San Francisco supervisors are pushing to keep the city's shelter-in-place hotel program open with the COVID-19 pandemic still wreaking havoc on the community. 

Supervisors Matt Haney, Shamann Walton, and Dean Preston announced new legislation to keep 2,300 hotel rooms, which currently serve as safe spaces for some unhoused residents, open as the city works to solidify permanent housing solutions. 

The legislation is in response to San Francisco's COVID Command Centers timeline of moving 500 unhoused residents out of hotel rooms by Dec. 21 and closing the 29 hotels by June, a plan that supervisors say is rushed and will only result in more people sleeping on the streets. 

Haney said the city's hotel program helped stem the virus' spread and saved lives and to do away with the program as cases tick up would be a fickle move. 
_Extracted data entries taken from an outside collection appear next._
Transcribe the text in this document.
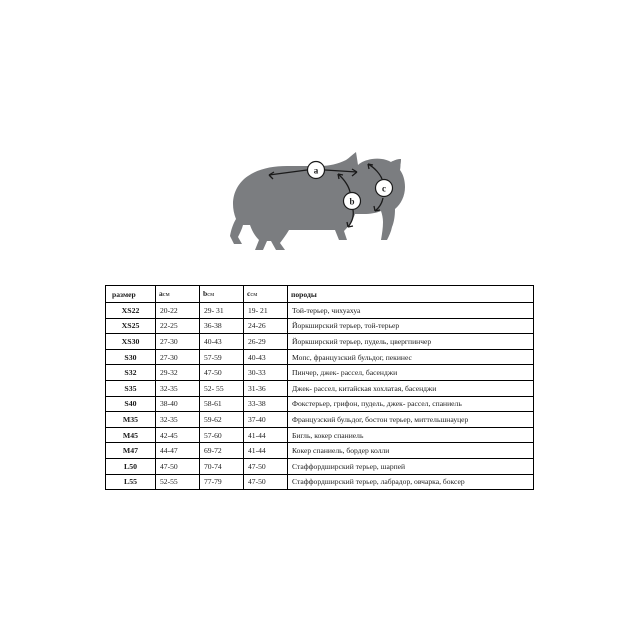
a
b
c
размер	aсм	bсм	cсм	породы
XS22	20-22	29- 31	19- 21	Той-терьер, чихуахуа
XS25	22-25	36-38	24-26	Йоркширский терьер, той-терьер
XS30	27-30	40-43	26-29	Йоркширский терьер, пудель, цвергпинчер
S30	27-30	57-59	40-43	Мопс, французский бульдог, пекинес
S32	29-32	47-50	30-33	Пинчер, джек- рассел, басенджи
S35	32-35	52- 55	31-36	Джек- рассел, китайская хохлатая, басенджи
S40	38-40	58-61	33-38	Фокстерьер, грифон, пудель, джек- рассел, спаниель
M35	32-35	59-62	37-40	Французский бульдог, бостон терьер, миттельшнауцер
M45	42-45	57-60	41-44	Бигль, кокер спаниель
M47	44-47	69-72	41-44	Кокер спаниель, бордер колли
L50	47-50	70-74	47-50	Стаффордширский терьер, шарпей
L55	52-55	77-79	47-50	Стаффордширский терьер, лабрадор, овчарка, боксер
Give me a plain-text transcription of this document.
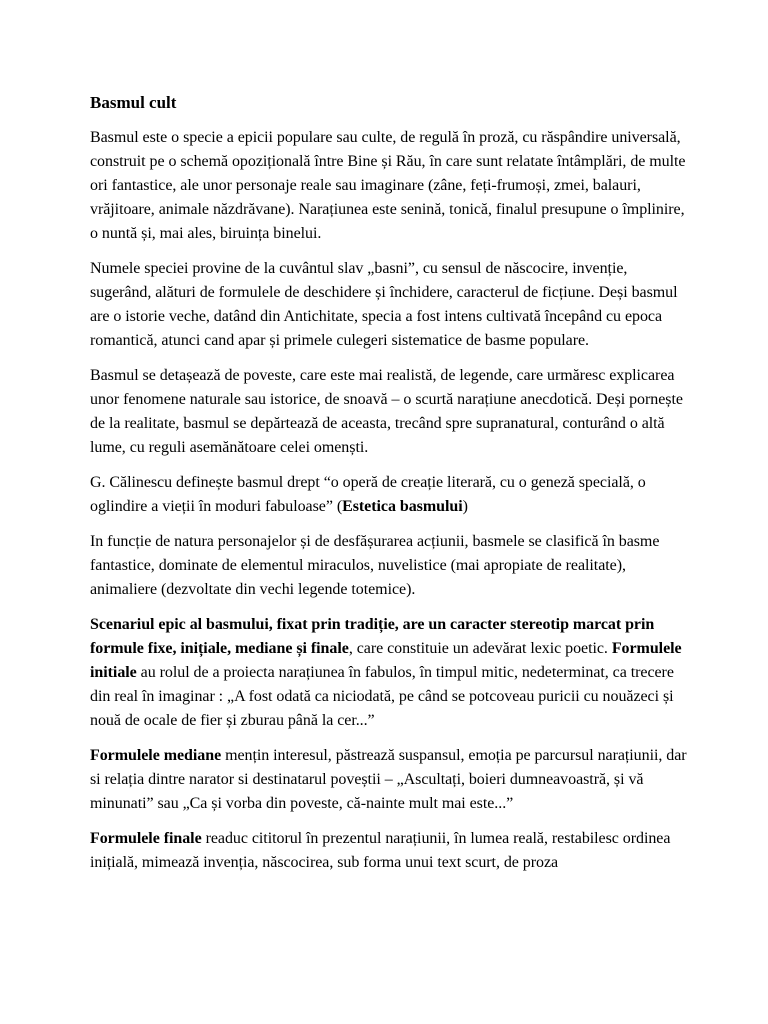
Basmul cult

Basmul este o specie a epicii populare sau culte, de regulă în proză, cu răspândire universală, construit pe o schemă opozițională între Bine și Rău, în care sunt relatate întâmplări, de multe ori fantastice, ale unor personaje reale sau imaginare (zâne, feți-frumoși, zmei, balauri, vrăjitoare, animale năzdrăvane). Narațiunea este senină, tonică, finalul presupune o împlinire, o nuntă și, mai ales, biruința binelui.

Numele speciei provine de la cuvântul slav „basni”, cu sensul de născocire, invenție, sugerând, alături de formulele de deschidere și închidere, caracterul de ficțiune. Deși basmul are o istorie veche, datând din Antichitate, specia a fost intens cultivată începând cu epoca romantică, atunci cand apar și primele culegeri sistematice de basme populare.

Basmul se detașează de poveste, care este mai realistă, de legende, care urmăresc explicarea unor fenomene naturale sau istorice, de snoavă – o scurtă narațiune anecdotică. Deși pornește de la realitate, basmul se depărtează de aceasta, trecând spre supranatural, conturând o altă lume, cu reguli asemănătoare celei omenști.

G. Călinescu definește basmul drept “o operă de creație literară, cu o geneză specială, o oglindire a vieții în moduri fabuloase” (Estetica basmului)

In funcție de natura personajelor și de desfășurarea acțiunii, basmele se clasifică în basme fantastice, dominate de elementul miraculos, nuvelistice (mai apropiate de realitate), animaliere (dezvoltate din vechi legende totemice).

Scenariul epic al basmului, fixat prin tradiție, are un caracter stereotip marcat prin formule fixe, inițiale, mediane și finale, care constituie un adevărat lexic poetic. Formulele initiale au rolul de a proiecta narațiunea în fabulos, în timpul mitic, nedeterminat, ca trecere din real în imaginar : „A fost odată ca niciodată, pe când se potcoveau puricii cu nouăzeci și nouă de ocale de fier și zburau până la cer...”

Formulele mediane mențin interesul, păstrează suspansul, emoția pe parcursul narațiunii, dar si relația dintre narator si destinatarul poveștii – „Ascultați, boieri dumneavoastră, și vă minunati” sau „Ca și vorba din poveste, că-nainte mult mai este...”

Formulele finale readuc cititorul în prezentul narațiunii, în lumea reală, restabilesc ordinea inițială, mimează invenția, născocirea, sub forma unui text scurt, de proza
"There is no reason to dismantle this critical cost-effective public health intervention, in the middle of a surge in the virus, in the cold rainy season, without a clear plan for the health of thousands mostly elderly, vulnerable people in the hotels now," he said. "We should absolutely be matching people with housing as soon as it is available, but closing hotels prematurely, without adequate placements for those in the hotels or those still living on the streets, is irresponsible, reckless, and cruel." 

The legislation seeks to halt the rapid end of the hotel program and emove the pressure to immediately push people out and instead ensure all residents leave the hotel with stable housing as it is made available,

The Shelter-In-Place Hotel Program was introduced in April and in August the city's board of supervisors approved a $178 million budget to keep the program running. Supervisors said that money has not been touched yet. 
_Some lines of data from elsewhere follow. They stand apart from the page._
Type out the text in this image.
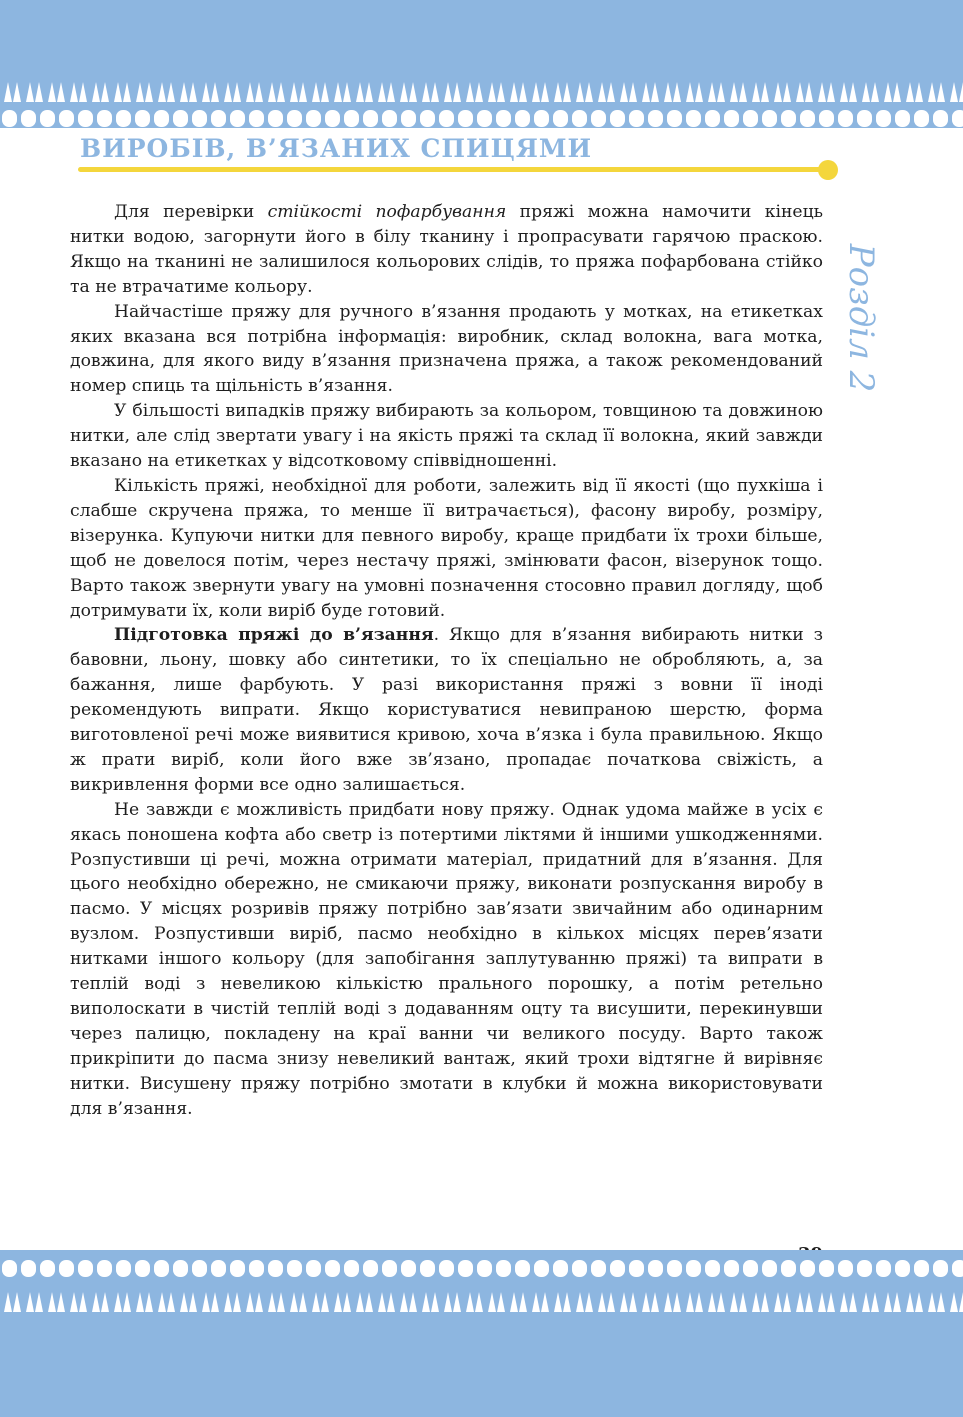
ВИРОБІВ, В’ЯЗАНИХ СПИЦЯМИ
Розділ 2

Для перевірки стійкості пофарбування пряжі можна намочити кінець нитки водою, загорнути його в білу тканину і пропрасувати гарячою праскою. Якщо на тканині не залишилося кольорових слідів, то пряжа пофарбована стійко та не втрачатиме кольору.

Найчастіше пряжу для ручного в’язання продають у мотках, на етикетках яких вказана вся потрібна інформація: виробник, склад волокна, вага мотка, довжина, для якого виду в’язання призначена пряжа, а також рекомендований номер спиць та щільність в’язання.

У більшості випадків пряжу вибирають за кольором, товщиною та довжиною нитки, але слід звертати увагу і на якість пряжі та склад її волокна, який завжди вказано на етикетках у відсотковому співвідношенні.

Кількість пряжі, необхідної для роботи, залежить від її якості (що пухкіша і слабше скручена пряжа, то менше її витрачається), фасону виробу, розміру, візерунка. Купуючи нитки для певного виробу, краще придбати їх трохи більше, щоб не довелося потім, через нестачу пряжі, змінювати фасон, візерунок тощо. Варто також звернути увагу на умовні позначення стосовно правил догляду, щоб дотримувати їх, коли виріб буде готовий.

Підготовка пряжі до в’язання. Якщо для в’язання вибирають нитки з бавовни, льону, шовку або синтетики, то їх спеціально не обробляють, а, за бажання, лише фарбують. У разі використання пряжі з вовни її іноді рекомендують випрати. Якщо користуватися невипраною шерстю, форма виготовленої речі може виявитися кривою, хоча в’язка і була правильною. Якщо ж прати виріб, коли його вже зв’язано, пропадає початкова свіжість, а викривлення форми все одно залишається.

Не завжди є можливість придбати нову пряжу. Однак удома майже в усіх є якась поношена кофта або светр із потертими ліктями й іншими ушкодженнями. Розпустивши ці речі, можна отримати матеріал, придатний для в’язання. Для цього необхідно обережно, не смикаючи пряжу, виконати розпускання виробу в пасмо. У місцях розривів пряжу потрібно зав’язати звичайним або одинарним вузлом. Розпустивши виріб, пасмо необхідно в кількох місцях перев’язати нитками іншого кольору (для запобігання заплутуванню пряжі) та випрати в теплій воді з невеликою кількістю прального порошку, а потім ретельно виполоскати в чистій теплій воді з додаванням оцту та висушити, перекинувши через палицю, покладену на краї ванни чи великого посуду. Варто також прикріпити до пасма знизу невеликий вантаж, який трохи відтягне й вирівняє нитки. Висушену пряжу потрібно змотати в клубки й можна використовувати для в’язання.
City officials feel the COVID Command Center's plan is minuscule in that it only covers housing for a small portion of hotel residents.

In a statement, Supervisor Walton said, "We have resources in place that could address securing and continuing to fund SIP hotels and we have additional resource opportunities that have been identified, whether it be ERAF, possible federal stimulus, proposition C allocations and state resources like Project Room Key and the governor’s announcement of an additional 62 million dollars to provide support for individuals experiencing homelessness." 

An estimated 85% or more of the individuals and families sheltering in the SIP Hotels are considered vulnerable, defined as over 65 and/or with pre-existing medical conditions.